Représentant de l’autorité ducale en Aquitaine, le sénéchal de Gascogne ne parvient pas à gouverner le duché au XIIIe siècle conformément aux souhaits des sujets. Faute de revenus suffisants pour eux-mêmes et les officiers qui les relaient – ce qui les contraint à pressurer les contribuables nobles et non nobles –, faute aussi d’une force militaire permanente, les sénéchaux manquent cruellement de moyens. Les rois-ducs agissent aussi à leur encontre : leurs gages sont irréguliers et variables, les appels en matière judiciaire sont directement envoyés à Londres, et des arrêts royaux sont même rendus au mépris de la justice du sénéchal. Difficiles à soumettre quand les ducs résidaient encore dans le duché, la noblesse et la bourgeoisie urbaine accentuent leurs velléités autonomistes.
Un séjour de dix-sept mois en Aquitaine suffit au prince Édouard pour identifier les principaux maux dont souffre cette dernière. Lors de son retour en Angleterre en octobre 1255, Bordeaux est devenue la capitale administrative, politique et financière du duché. Les services financiers et la majeure partie de l’administration générale ont été rassemblés au palais de l’Ombrière. Désormais, c’est à Bordeaux que sont données les instructions et que les requêtes seront reçues. C’est aussi à Bordeaux, et non plus à Londres, que les affaires ordinaires sont expédiées. La création des Rôles gascons en 1273 et la grande enquête des reconnaissances féodales menée entre 1272 et 1276 (Recogniciones feodorum in Aquitania, édition de Charles Bémont numérisée sur Gallica) reflètent parfaitement cette volonté nouvelle d’organiser, de clarifier et de structurer efficacement les vieilles institutions du duché d’Aquitaine. L’intérêt du roi Édouard Ier pour son domaine continental est resté constant jusqu’à sa mort en 1307. Il séjourne à quatre reprises en Aquitaine (voyages durant lesquels il fait montre d’une générosité ostentatoire) et étend les pouvoirs du sénéchal de Gascogne dont le rôle diplomatique devient capital après le Traité de Paris de 1259.

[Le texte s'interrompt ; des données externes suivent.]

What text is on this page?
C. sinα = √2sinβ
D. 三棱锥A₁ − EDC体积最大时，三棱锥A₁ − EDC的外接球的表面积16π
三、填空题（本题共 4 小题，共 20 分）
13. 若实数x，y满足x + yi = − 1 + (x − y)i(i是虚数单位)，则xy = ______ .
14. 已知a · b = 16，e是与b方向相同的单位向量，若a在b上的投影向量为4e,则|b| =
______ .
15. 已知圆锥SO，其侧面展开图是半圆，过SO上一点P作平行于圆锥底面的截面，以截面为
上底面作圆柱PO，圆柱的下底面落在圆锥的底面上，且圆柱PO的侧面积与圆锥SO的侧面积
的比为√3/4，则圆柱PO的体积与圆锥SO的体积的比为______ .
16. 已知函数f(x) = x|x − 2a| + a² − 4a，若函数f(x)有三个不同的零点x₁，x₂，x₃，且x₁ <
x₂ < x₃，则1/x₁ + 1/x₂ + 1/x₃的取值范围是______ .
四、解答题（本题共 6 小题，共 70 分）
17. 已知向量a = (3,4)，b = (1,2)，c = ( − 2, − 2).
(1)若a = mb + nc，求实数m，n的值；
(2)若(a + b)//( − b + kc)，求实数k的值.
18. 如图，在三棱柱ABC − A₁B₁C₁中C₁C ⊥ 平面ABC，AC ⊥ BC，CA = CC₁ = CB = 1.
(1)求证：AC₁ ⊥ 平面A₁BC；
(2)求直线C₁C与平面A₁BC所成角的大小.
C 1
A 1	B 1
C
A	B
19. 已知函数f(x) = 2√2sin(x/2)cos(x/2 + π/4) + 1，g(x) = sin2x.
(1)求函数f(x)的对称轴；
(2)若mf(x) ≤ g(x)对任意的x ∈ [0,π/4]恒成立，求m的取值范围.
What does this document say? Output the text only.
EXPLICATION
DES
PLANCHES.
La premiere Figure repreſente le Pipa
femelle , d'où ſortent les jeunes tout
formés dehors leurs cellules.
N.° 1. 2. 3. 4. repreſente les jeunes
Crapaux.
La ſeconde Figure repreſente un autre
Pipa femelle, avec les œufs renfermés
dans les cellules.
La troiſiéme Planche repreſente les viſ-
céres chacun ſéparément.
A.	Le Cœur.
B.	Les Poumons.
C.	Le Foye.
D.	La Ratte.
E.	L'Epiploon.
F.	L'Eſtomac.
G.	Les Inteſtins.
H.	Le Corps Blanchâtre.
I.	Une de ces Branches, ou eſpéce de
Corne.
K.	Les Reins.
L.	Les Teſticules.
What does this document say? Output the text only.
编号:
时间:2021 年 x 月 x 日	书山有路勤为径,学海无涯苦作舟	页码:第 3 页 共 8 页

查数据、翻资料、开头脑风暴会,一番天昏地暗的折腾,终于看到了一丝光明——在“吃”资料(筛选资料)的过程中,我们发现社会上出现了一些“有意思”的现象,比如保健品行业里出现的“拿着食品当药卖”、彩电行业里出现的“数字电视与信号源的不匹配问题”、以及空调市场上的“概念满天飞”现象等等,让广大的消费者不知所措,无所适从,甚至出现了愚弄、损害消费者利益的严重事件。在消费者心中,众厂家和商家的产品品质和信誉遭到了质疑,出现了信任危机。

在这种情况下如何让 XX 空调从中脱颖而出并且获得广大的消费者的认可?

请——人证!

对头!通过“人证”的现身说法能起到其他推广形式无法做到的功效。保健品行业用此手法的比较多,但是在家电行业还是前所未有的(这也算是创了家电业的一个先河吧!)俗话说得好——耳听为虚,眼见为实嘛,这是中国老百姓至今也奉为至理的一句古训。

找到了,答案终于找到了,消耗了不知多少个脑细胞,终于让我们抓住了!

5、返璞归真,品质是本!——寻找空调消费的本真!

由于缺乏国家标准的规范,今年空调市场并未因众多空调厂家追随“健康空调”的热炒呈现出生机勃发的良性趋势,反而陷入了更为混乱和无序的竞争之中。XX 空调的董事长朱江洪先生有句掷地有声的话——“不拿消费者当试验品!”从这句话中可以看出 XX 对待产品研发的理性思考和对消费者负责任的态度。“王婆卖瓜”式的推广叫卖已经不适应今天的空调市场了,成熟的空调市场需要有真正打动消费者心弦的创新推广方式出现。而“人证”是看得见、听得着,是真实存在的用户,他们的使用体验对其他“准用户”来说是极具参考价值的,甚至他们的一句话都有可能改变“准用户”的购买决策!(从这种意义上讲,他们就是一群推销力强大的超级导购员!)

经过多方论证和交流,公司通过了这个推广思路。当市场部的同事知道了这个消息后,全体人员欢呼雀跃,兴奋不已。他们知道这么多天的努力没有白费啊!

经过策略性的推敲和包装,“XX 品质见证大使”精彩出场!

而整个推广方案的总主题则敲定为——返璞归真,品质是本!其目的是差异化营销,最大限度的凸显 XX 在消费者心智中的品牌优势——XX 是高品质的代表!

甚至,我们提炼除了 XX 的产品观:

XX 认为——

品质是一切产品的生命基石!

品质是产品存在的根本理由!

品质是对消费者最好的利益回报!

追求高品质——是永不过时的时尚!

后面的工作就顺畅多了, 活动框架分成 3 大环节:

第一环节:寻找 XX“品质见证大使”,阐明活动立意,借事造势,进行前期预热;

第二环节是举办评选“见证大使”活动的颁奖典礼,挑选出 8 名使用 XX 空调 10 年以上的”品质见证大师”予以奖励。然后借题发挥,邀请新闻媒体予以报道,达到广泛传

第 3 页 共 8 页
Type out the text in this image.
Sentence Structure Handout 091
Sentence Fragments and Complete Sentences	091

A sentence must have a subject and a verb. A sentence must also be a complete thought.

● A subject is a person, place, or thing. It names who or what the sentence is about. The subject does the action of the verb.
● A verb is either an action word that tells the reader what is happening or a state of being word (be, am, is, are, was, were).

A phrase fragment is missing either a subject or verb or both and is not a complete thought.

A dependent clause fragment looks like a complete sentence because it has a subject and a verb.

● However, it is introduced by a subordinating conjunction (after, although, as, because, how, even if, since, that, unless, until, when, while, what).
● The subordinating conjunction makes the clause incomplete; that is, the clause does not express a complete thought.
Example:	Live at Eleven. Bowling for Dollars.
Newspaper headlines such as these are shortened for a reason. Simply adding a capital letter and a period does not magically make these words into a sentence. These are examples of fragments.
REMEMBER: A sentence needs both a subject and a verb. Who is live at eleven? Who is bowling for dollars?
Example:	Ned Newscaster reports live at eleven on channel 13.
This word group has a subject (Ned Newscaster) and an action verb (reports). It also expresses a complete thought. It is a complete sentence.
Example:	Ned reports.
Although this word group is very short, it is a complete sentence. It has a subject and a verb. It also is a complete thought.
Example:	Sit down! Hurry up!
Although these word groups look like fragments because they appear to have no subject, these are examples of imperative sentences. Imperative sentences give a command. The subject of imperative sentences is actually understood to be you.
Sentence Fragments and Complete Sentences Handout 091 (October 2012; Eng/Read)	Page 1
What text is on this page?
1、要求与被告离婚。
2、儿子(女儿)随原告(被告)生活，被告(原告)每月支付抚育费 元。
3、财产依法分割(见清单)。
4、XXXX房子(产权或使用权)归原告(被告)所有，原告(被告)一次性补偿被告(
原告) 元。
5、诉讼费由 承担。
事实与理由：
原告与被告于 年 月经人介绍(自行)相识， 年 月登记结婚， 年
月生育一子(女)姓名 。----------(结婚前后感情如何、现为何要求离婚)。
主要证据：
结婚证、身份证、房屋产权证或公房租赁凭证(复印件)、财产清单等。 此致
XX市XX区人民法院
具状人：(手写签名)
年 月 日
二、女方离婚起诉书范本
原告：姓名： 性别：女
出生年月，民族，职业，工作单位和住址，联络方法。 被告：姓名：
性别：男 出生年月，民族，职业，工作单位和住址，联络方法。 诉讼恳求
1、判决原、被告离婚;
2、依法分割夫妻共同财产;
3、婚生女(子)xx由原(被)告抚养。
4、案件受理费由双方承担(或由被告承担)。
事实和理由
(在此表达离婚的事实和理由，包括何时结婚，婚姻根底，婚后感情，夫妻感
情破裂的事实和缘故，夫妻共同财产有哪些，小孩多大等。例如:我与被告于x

Face à cette contestation de leur souveraineté qui sape davantage leur autorité, les rois-ducs chargent désormais les sénéchaux de Gascogne de défendre leurs intérêts à Paris, ce que fait par exemple Antonio de Pessagno pour Édouard II (1307-1327). Dans un document daté du 3 novembre 1317, le roi ordonne qu’en plus de son salaire de sénéchal fixé à 2000 livres tournois, Antonio de Pessagno en reçoive 5000 pour ses frais au Parlement de Paris. Le sénéchal doit être aussi raisonnablement remboursé de tous ses déplacements en dehors du duché. Le texte révèle non seulement qu’Antonio de Pessagno se rend régulièrement au Parlement de Paris mais aussi que l’office de sénéchal de Gascogne est désormais bien rémunéré (C61/32, 11, membrane 16, 31).